50 years on: evolution in Australian competition and consumer protection law
The Australian Treasurer has noted that 2024 is the 50th anniversary of Australia’s regulation of competition and consumer protection, initially through the Trade Practices Act 1974 and since 2010 through the Competition and Consumer Act. That critical Act, the Government’s primary tool to promote competition and protect against consumer harm, needs to continue to evolve to meet contemporary challenges.
In that context, the Government’s public response, issued in late 2023, to the ACCC’s September 2022 Digital Platform Services Inquiry recommendations for regulatory change to meet the challenges arising in the digital services sector, disappointingly fails to seize the opportunity to take timely steps to reform our laws to facilitate improvements in Australia’s productivity.
In September 2022, the ACCC recommended that the Government supplement the Act with enforceable codes of conduct focusing on particular types of digital services, to address well known harms. The Government has announced that “in principle” it accepts the ACCC’s views and that Treasury will “commence work” on the development of ex ante codes, following “extensive consultation”. While there appears to be a genuine rationale for Treasury to take the primary role in designing the codes which the ACCC would then enforce, the Government must reflect on the delay that this separation of responsibilities will create.
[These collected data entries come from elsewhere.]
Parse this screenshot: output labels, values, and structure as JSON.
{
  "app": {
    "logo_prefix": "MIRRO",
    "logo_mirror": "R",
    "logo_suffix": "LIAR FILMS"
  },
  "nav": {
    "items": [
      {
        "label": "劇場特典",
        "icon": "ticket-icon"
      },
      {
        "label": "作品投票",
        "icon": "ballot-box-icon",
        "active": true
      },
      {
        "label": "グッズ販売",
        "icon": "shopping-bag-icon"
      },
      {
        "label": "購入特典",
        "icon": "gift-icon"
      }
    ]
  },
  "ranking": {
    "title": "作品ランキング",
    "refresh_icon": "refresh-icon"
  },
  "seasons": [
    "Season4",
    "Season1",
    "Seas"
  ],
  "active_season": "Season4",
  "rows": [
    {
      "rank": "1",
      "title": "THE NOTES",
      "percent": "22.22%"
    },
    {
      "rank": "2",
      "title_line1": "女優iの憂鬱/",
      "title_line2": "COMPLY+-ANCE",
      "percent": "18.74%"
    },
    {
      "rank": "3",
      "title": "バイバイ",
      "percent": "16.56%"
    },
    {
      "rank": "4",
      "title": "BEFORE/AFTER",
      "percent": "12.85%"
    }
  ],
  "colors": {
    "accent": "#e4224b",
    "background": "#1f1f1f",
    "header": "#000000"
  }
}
Australia was at the forefront of recognising the importance of competition and consumer protection issues in the context of digital platforms at the time of the ACCC’s groundbreaking Digital Platforms Inquiry which was completed in 2019. The ACCC’s final report shone a light on the operation and commercial incentives of digital platforms, recognising not only the positive contributions but also the competition and consumer issues arising in this sector.
The Government has said, in its response to the ACCC’s recommendations, that it will look to international experience. If the Government does look to international trends, it will see that Australia has now, in only a few short years, fallen far behind our peers in implementing the regulation required to promote competitive digital services markets and to protect Australian consumers. If the Government does not move quickly to implement appropriate regulation, including to address developments in tech such as generative AI, it will be very difficult to take action at a later point, where global digital services platforms have entrenched their market positions in Australia, including those arising through the vast data holdings that these platforms continue to accrue.
A simple example demonstrates this issue. In this time of cost of living pressures, with the urgent need for a sensible energy transition that does not make those pressures worse, meaningful reform of competition laws to manage the digital economy will provide positive benefits. Innovations in smart technology would allow home owners to better manage use of solar energy, allow farmers to grow crops more efficiently and facilitate management of traffic congestion and efficient transport options. Without appropriate regulation to ensure vigorous competition in digital platform services, including by requiring interoperability and ensuring the availability of apps offered by Australian innovators, which would allow the development of required smart technology, sensible energy transition will be adversely impacted, meaning higher costs for Australians as well as avoidable harm to the environment.
Comparing Australia with the European Union provides salutary lessons. Digital platforms have made changes to their business practices and services to comply with the EU’s Digital Markets Act, improving competition for the benefit of European consumers, but have not applied those changes in Australia. This disadvantages Australian businesses and consumers. Unless Australia takes action, we will not benefit from reforms implemented in other jurisdictions.
The ACCC’s recently published 7th Interim Report from its Digital Platform Services Inquiry looked at the ever-expanding ecosystems of the largest digital platforms and highlighted the importance of digital platform services to Australians. The interim report noted that in 2022 the value of mobile wallet transactions in Australia was AUD93 billion and that Australians spent almost 6 hours a day on their smart devices in January 2023. This reinforces, as we all know and is highlighted by the ACCC, that the daily lives of Australians are heavily reliant on these services.
As against that background, now is the time for the Australian Government to move forward. Sufficient consultation has already been undertaken by both the ACCC (and the Australian Treasury) on the ACCC’s proposed digital services reforms. Furthermore, there are many international regimes that could be used as a model for the required regulatory changes in Australia.
Reformed regulation, administered by the ACCC, with its deep knowledge of digital platforms markets, will create a solid base to address market power, attempts to circumvent pro-competitive rules of the road and technical interoperability that will lay a groundwork for a more innovative and technologically productive environment for Australian consumers and businesses, in a wide range of different sectors.
The 1993 Hilmer Review facilitated a much-needed overhaul of Australia’s competition and consumer protection laws. Those reforms were so important that they are still talked about today. The Productivity Commission estimated that the Hilmer reforms boosted Australian productivity by billions of dollars, which Assistant Minister Andrew Leigh recently estimated was worth around $5,000 per Australian household. The 50th anniversary of the Act provides an opportunity for the Government to move forward expeditiously to implement reforms that will provide equivalent benefits for the digital economy. It must seize that opportunity with both hands.